1. Either each milestone is successfully closed and the contingencies will be removed, bringing you one step closer to the close, or
2. The buyer, after reviewing the property and the papers, requests a renegotiation of the terms of the contract (usually the price).
It is important that you keep in close communication with your lender,, who will let you know when additional documents are needed to approve your loan application and fund your loan. If the agreements are conditional upon financing, then the property will be appraised by a licensed appraiser to determine the value for the lending institution, via a third party. This is done so that the lending institution can confirm that its investment in your property is accurate. Appraisers are specialists in determining the value of properties, based on a combination of square footage measurements, building costs, recent sales of comparable properties, operating income, etc. When you are within two weeks of closing, double-check with your lender to be sure the loan will go through smoothly and on time.

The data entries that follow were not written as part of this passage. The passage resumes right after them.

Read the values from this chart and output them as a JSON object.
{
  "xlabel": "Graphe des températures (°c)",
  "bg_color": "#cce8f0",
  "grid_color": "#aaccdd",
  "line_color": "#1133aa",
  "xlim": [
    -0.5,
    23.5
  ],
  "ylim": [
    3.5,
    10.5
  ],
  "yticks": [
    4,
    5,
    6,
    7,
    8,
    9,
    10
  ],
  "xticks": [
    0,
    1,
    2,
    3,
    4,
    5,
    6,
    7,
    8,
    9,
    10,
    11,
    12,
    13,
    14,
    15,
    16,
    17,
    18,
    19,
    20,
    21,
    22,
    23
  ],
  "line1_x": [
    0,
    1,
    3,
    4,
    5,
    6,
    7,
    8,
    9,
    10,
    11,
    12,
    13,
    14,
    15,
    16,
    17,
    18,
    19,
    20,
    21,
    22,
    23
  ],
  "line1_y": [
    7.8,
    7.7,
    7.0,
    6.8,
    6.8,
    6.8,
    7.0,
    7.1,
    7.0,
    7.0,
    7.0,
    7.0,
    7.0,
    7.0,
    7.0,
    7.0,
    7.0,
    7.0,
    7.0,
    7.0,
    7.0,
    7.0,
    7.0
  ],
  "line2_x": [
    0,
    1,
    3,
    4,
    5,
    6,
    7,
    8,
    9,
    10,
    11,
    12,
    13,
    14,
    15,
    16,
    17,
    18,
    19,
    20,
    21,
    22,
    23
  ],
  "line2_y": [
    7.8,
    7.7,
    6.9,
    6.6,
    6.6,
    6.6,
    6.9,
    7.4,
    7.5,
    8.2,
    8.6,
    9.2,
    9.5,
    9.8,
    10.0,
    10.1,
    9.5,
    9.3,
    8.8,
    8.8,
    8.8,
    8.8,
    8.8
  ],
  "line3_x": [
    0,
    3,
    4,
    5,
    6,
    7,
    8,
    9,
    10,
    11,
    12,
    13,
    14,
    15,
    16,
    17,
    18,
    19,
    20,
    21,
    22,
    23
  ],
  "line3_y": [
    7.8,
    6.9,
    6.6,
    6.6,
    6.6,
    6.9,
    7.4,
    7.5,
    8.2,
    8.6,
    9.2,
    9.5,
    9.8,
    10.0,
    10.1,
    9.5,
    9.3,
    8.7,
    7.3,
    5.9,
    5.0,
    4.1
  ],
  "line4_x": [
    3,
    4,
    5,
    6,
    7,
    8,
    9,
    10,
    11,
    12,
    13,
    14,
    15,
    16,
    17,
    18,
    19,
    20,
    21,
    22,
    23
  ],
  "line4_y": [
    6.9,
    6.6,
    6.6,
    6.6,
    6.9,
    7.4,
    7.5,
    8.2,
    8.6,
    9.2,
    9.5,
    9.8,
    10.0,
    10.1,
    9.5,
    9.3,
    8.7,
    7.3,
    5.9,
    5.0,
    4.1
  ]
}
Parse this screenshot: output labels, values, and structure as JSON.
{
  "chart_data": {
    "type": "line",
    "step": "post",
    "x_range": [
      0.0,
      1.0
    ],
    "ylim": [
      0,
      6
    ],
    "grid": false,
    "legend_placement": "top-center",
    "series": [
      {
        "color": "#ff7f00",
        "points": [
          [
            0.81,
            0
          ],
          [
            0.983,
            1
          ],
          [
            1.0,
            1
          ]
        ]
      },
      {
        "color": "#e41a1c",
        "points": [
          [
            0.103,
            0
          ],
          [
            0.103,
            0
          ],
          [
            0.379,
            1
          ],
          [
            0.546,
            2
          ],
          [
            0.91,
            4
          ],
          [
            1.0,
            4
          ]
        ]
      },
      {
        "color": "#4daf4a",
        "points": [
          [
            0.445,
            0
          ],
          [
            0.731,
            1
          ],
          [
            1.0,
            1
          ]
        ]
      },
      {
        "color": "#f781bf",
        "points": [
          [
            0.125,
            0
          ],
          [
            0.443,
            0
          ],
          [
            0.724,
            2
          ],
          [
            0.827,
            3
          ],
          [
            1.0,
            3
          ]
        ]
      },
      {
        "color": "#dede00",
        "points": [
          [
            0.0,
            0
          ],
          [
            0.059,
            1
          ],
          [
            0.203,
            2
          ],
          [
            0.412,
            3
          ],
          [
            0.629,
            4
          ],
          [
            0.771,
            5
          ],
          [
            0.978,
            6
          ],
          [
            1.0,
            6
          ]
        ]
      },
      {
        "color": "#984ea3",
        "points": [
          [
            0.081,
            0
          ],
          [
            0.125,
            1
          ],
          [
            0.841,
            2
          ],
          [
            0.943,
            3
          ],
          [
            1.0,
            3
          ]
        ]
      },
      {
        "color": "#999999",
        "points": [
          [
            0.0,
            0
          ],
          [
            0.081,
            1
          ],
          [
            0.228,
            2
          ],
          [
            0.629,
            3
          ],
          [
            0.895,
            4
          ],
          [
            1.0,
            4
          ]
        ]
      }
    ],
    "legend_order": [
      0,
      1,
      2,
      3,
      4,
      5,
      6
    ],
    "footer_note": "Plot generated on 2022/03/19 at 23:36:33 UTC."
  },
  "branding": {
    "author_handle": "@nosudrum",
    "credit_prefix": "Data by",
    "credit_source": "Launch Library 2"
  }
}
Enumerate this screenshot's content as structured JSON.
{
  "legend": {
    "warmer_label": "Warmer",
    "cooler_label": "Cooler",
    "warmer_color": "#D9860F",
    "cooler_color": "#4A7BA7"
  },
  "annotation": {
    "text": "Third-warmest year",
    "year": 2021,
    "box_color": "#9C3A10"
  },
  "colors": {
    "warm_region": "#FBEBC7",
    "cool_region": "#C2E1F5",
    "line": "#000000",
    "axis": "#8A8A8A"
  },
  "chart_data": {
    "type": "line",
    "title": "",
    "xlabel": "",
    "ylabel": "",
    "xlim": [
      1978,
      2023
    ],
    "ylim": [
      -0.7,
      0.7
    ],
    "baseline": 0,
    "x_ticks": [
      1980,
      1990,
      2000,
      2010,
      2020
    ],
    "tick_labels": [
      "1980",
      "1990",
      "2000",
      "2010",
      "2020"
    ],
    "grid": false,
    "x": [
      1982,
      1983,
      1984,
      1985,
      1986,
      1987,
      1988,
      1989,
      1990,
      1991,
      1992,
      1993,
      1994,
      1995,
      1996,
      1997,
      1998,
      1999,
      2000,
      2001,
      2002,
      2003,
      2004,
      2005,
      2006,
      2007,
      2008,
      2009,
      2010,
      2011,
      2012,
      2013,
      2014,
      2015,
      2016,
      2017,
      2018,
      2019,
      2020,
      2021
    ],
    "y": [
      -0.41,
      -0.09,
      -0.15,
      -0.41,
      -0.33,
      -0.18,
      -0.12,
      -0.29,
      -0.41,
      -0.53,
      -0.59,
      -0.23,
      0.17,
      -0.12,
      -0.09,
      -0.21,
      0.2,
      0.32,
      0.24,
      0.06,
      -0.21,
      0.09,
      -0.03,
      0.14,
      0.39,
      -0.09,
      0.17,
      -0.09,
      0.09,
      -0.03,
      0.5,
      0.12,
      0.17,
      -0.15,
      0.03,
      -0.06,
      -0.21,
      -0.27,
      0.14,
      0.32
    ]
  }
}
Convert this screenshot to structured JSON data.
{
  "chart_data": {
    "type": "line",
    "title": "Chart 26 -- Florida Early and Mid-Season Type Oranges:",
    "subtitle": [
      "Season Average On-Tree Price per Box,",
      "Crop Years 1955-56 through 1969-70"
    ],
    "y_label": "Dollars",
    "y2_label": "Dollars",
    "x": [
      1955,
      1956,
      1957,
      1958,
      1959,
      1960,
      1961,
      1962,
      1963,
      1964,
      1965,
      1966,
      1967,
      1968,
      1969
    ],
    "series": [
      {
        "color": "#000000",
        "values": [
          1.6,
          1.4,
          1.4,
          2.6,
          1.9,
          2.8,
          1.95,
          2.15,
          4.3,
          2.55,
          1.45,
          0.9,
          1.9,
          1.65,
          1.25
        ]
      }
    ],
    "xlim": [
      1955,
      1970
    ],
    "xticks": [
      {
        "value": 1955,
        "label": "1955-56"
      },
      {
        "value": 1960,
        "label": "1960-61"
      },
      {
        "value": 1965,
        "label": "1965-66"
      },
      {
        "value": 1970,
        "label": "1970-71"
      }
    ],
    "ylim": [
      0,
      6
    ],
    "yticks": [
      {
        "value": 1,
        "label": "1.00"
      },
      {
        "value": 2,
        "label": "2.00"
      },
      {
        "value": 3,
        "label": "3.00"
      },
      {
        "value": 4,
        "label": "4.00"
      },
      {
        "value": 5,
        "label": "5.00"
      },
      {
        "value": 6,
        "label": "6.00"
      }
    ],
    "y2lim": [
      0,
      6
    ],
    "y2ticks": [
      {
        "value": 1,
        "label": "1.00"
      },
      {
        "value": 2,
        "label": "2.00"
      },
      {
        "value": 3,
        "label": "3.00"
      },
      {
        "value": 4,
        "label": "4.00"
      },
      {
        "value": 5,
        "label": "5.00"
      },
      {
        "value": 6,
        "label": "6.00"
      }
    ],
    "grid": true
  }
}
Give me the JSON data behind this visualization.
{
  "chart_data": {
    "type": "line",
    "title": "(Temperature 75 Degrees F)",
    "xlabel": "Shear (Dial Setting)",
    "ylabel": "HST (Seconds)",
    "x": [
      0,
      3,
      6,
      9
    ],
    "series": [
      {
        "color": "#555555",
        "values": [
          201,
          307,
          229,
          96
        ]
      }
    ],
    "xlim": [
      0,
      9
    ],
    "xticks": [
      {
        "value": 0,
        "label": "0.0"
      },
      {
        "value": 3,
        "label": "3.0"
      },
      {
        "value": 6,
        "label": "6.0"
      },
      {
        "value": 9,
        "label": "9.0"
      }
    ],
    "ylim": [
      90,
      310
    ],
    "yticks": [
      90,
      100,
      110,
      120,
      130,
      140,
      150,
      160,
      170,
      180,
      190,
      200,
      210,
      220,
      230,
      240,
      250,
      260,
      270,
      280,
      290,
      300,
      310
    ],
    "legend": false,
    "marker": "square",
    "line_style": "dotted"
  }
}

If the property that you are purchasing is conditional upon an association approval, request the rules, regulations, and other important documents from the seller as soon as you have an effective agreement to purchase. Make sure that the application documents and processing fees are submitted to the appropriate person at the association by the required time. Fill out all of the information completely and legibly so there is no delay in processing the application. If you are required to meet with the association for your approval, make an appointment as soon as possible for the interview. Most associations require a certificate of approval before move-in. Your closing agent will request that the original copy of this approval letter be brought to the closing, so that it can be recorded with the deed in the county public records.
If you are obtaining a loan, you will be required by your lender to purchase a certain amount of insurance on the property. The value will depend on the lending institution and the purchase price of the property. You may be able to save hundreds of dollars a year on homeowners’ insurance by shopping around for insurance. You can also save money with these tips.
Consider a higher deductible. Increasing your deductible by just a few hundred dollars can make a big difference in your premium.
If you have come this far, then this means that it is almost time for a congratulations, but not yet. Do not forget to tie up these loose ends: Final Walk-Through Inspection.
More of a formality than anything else, the final inspection takes place a day before or on the day of the closing. You will visit the property to verify that all is in working order, everything is the same as when you last viewed the property, that there are no extra items left behind, and that everything included in your purchase is still at the property.
We will provide a list of useful numbers for the activation of home services and utilities after the closing occurs.
Be Prepared. We are ready to assist you should an unforeseen glitch pop up, even at this last stage. Something at the property breaks down, or some other minor detail – no need to worry. We have encountered these problems before, so we know how to handle them efficiently and in a stress-free manner.
The closing agent will furnish all parties involved with a settlement statement, which summarizes any details of the financial transactions enacted in the process. You and the seller (s) will sign this statement, as well as the closing agent, certifying its accuracy. If you are obtaining financing, you will have to sign all pertinent documentation required by the lending institution. If you are unable to attend the scheduled closing, arrangements can be made depending on the circumstances and the notice that we receive. If you are bringing funds to the transaction, you can elect to either have the funds wired electronically into the closing agent’s escrow account or bring a certified bank check to the closing in the amount specified on the settlement statement. The seller should arrange to have all property keys and any other important information for you at the closing so that you may receive these items at this time.